'Permanent' inflation and expected returns post-Satoshi
How does crypto change our thinking of expected returns in a world of permanently high inflation and a winding down of easy money policies?
When the world's largest sovereign wealth fund weighs in strongly convinced that inflation is here to stay and therefore investors should expect a prolonged period of low returns, it's worth paying attention. Or at least writing a SNARKy blog post!
Nicolai Tangen, who runs Norway’s $1.3tn oil fund, calls himself “the team leader for team permanent” in the fierce debate over transitory versus persistent inflation.
Tangen said the oil fund, which owns the equivalent of 1.5 per cent of every listed company in the world, thought inflation “could be stronger than what is generally expected” as the world experiences high demand and lingering disruption to supply chains.
OK that sounds pretty bad. And AQR Capital Management, a quant group I highly respect, is forecasting 2% after-inflation expected returns on a 60% stock and 40% bond portfolio over the next 5-10 years. 2% doesn't exactly inspire.
I also recently finished Ray Dalio's "The Changing World Order: Why Nations Succeed and Fail" which is a cool blend of history, markets, geopolitics, and (maybe most importantly) the money and credit cycle. With decades of expansionary money and credit looking like it's plausibly exhausted, it's entirely reasonable for investors to expect lower returns.
And then something funny happened on January 3, 2009...
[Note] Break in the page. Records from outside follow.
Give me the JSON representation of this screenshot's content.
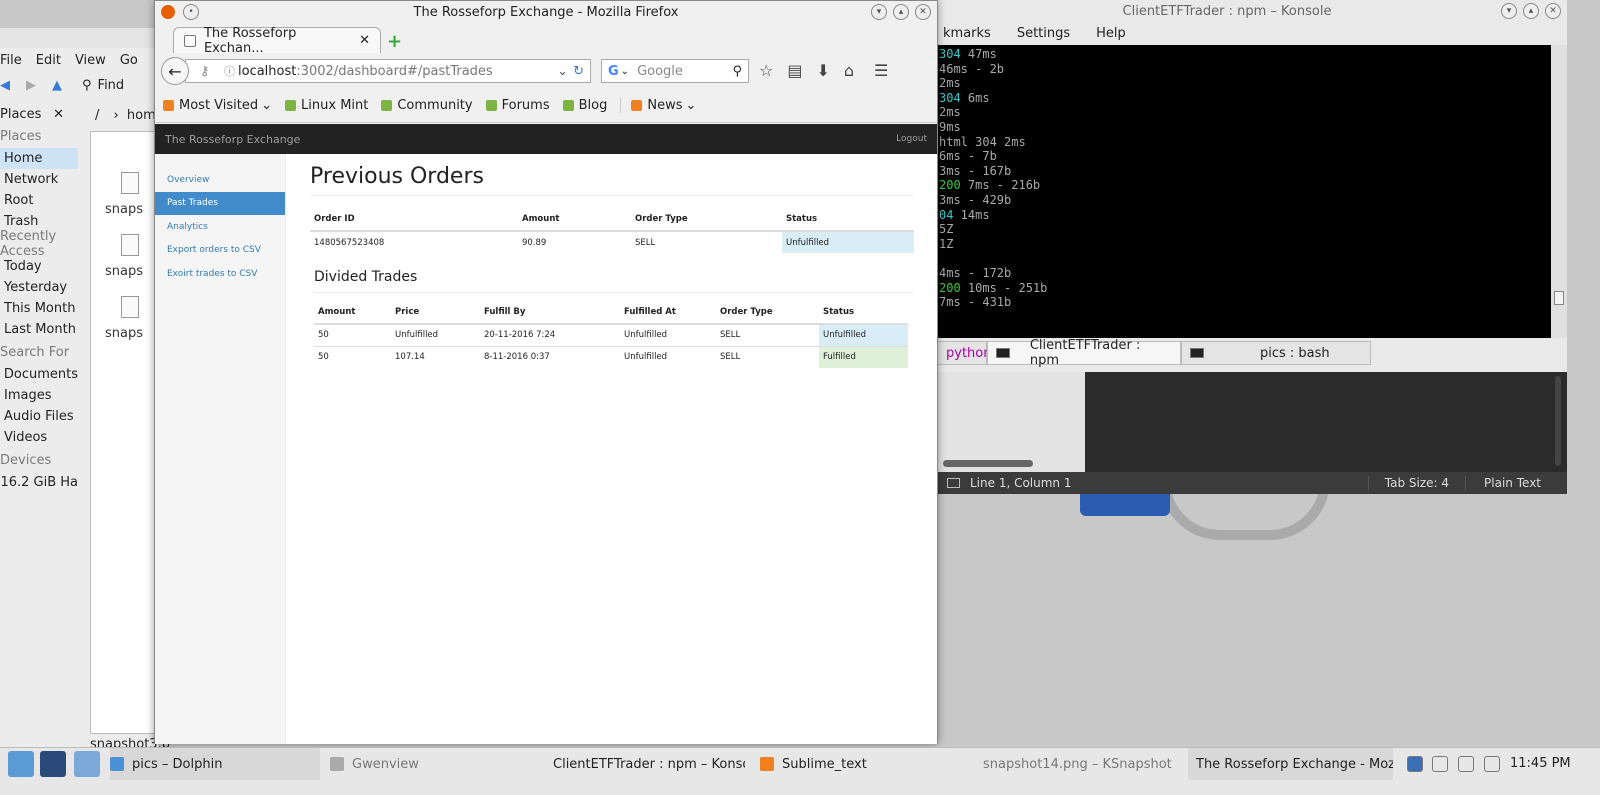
{
  "firefox": {
    "window_title": "The Rosseforp Exchange - Mozilla Firefox",
    "tab_title": "The Rosseforp Exchan...",
    "url_host": "localhost",
    "url_path": ":3002/dashboard#/pastTrades",
    "search_placeholder": "Google",
    "bookmarks": [
      {
        "label": "Most Visited",
        "icon": "folder-icon"
      },
      {
        "label": "Linux Mint",
        "icon": "mint-icon"
      },
      {
        "label": "Community",
        "icon": "mint-icon"
      },
      {
        "label": "Forums",
        "icon": "mint-icon"
      },
      {
        "label": "Blog",
        "icon": "mint-icon"
      },
      {
        "label": "News",
        "icon": "rss-icon"
      }
    ]
  },
  "app": {
    "brand": "The Rosseforp Exchange",
    "logout": "Logout",
    "sidebar": [
      {
        "label": "Overview",
        "active": false
      },
      {
        "label": "Past Trades",
        "active": true
      },
      {
        "label": "Analytics",
        "active": false
      },
      {
        "label": "Export orders to CSV",
        "active": false
      },
      {
        "label": "Exoirt trades to CSV",
        "active": false
      }
    ],
    "page_title": "Previous Orders",
    "orders": {
      "headers": [
        "Order ID",
        "Amount",
        "Order Type",
        "Status"
      ],
      "rows": [
        {
          "order_id": "1480567523408",
          "amount": "90.89",
          "order_type": "SELL",
          "status": "Unfulfilled"
        }
      ]
    },
    "divided_title": "Divided Trades",
    "trades": {
      "headers": [
        "Amount",
        "Price",
        "Fulfill By",
        "Fulfilled At",
        "Order Type",
        "Status"
      ],
      "rows": [
        {
          "amount": "50",
          "price": "Unfulfilled",
          "fulfill_by": "20-11-2016 7:24",
          "fulfilled_at": "Unfulfilled",
          "order_type": "SELL",
          "status": "Unfulfilled"
        },
        {
          "amount": "50",
          "price": "107.14",
          "fulfill_by": "8-11-2016 0:37",
          "fulfilled_at": "Unfulfilled",
          "order_type": "SELL",
          "status": "Fulfilled"
        }
      ]
    }
  },
  "dolphin": {
    "menu": [
      "File",
      "Edit",
      "View",
      "Go"
    ],
    "find": "Find",
    "places_header": "Places",
    "breadcrumb_root": "/",
    "breadcrumb_home": "hom",
    "sections": {
      "places": "Places",
      "recent": "Recently Access",
      "search": "Search For",
      "devices": "Devices"
    },
    "places": [
      "Home",
      "Network",
      "Root",
      "Trash"
    ],
    "recent": [
      "Today",
      "Yesterday",
      "This Month",
      "Last Month"
    ],
    "search": [
      "Documents",
      "Images",
      "Audio Files",
      "Videos"
    ],
    "devices": [
      "16.2 GiB Ha"
    ],
    "files": [
      "snaps",
      "snaps",
      "snaps"
    ],
    "status": "snapshot3.p"
  },
  "konsole": {
    "window_title": "ClientETFTrader : npm – Konsole",
    "menu": [
      "kmarks",
      "Settings",
      "Help"
    ],
    "lines": [
      {
        "a": "304",
        "ac": "#3cc",
        "b": " 47ms"
      },
      {
        "a": "",
        "ac": "",
        "b": "46ms - 2b"
      },
      {
        "a": "",
        "ac": "",
        "b": "2ms"
      },
      {
        "a": "304",
        "ac": "#3cc",
        "b": " 6ms"
      },
      {
        "a": "",
        "ac": "",
        "b": "2ms"
      },
      {
        "a": "",
        "ac": "",
        "b": "9ms"
      },
      {
        "a": "html ",
        "ac": "#aaa",
        "b": "304 2ms"
      },
      {
        "a": "",
        "ac": "",
        "b": "6ms - 7b"
      },
      {
        "a": "",
        "ac": "",
        "b": "3ms - 167b"
      },
      {
        "a": "200",
        "ac": "#3c3",
        "b": " 7ms - 216b"
      },
      {
        "a": "",
        "ac": "",
        "b": "3ms - 429b"
      },
      {
        "a": "04",
        "ac": "#3cc",
        "b": " 14ms"
      },
      {
        "a": "",
        "ac": "",
        "b": "5Z"
      },
      {
        "a": "",
        "ac": "",
        "b": "1Z"
      },
      {
        "a": "",
        "ac": "",
        "b": " "
      },
      {
        "a": "",
        "ac": "",
        "b": "4ms - 172b"
      },
      {
        "a": "200",
        "ac": "#3c3",
        "b": " 10ms - 251b"
      },
      {
        "a": "",
        "ac": "",
        "b": "7ms - 431b"
      }
    ],
    "tabs": [
      "python",
      "ClientETFTrader : npm",
      "pics : bash"
    ]
  },
  "sublime": {
    "position": "Line 1, Column 1",
    "tab_size": "Tab Size: 4",
    "syntax": "Plain Text"
  },
  "taskbar": {
    "tasks": [
      "pics – Dolphin",
      "Gwenview",
      "ClientETFTrader : npm – Konsol",
      "Sublime_text",
      "snapshot14.png – KSnapshot",
      "The Rosseforp Exchange - Mozi"
    ],
    "clock": "11:45 PM"
  },
  "colors": {
    "accent": "#428bca",
    "info": "#d9edf7",
    "success": "#dff0d8",
    "navbar": "#222222"
  }
}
Blockchain-based digital assets represent a $1.8 trillion market that came entirely out of nowhere just about 12 years ago. Even that timeline should be adjusted to when things really took off in 2020 when the overall market cap was around $250 billion. For better or worse, those of us in crypto just think differently. How could we not? We've been part of an industry going from nothing to trillions and every day new assets and innovations are hitting the market. It's hard to imagine this stopping.
So how does crypto effect how we should think about being in the tail end of an expansionary money and credit cycle? Of living in a world of higher rates after decades of no inflation? How should we think about expected returns for cryptocurrencies, NFTs, or DeFi assets? You can probably guess my usual answer: no one knows! But I do know that it changes things.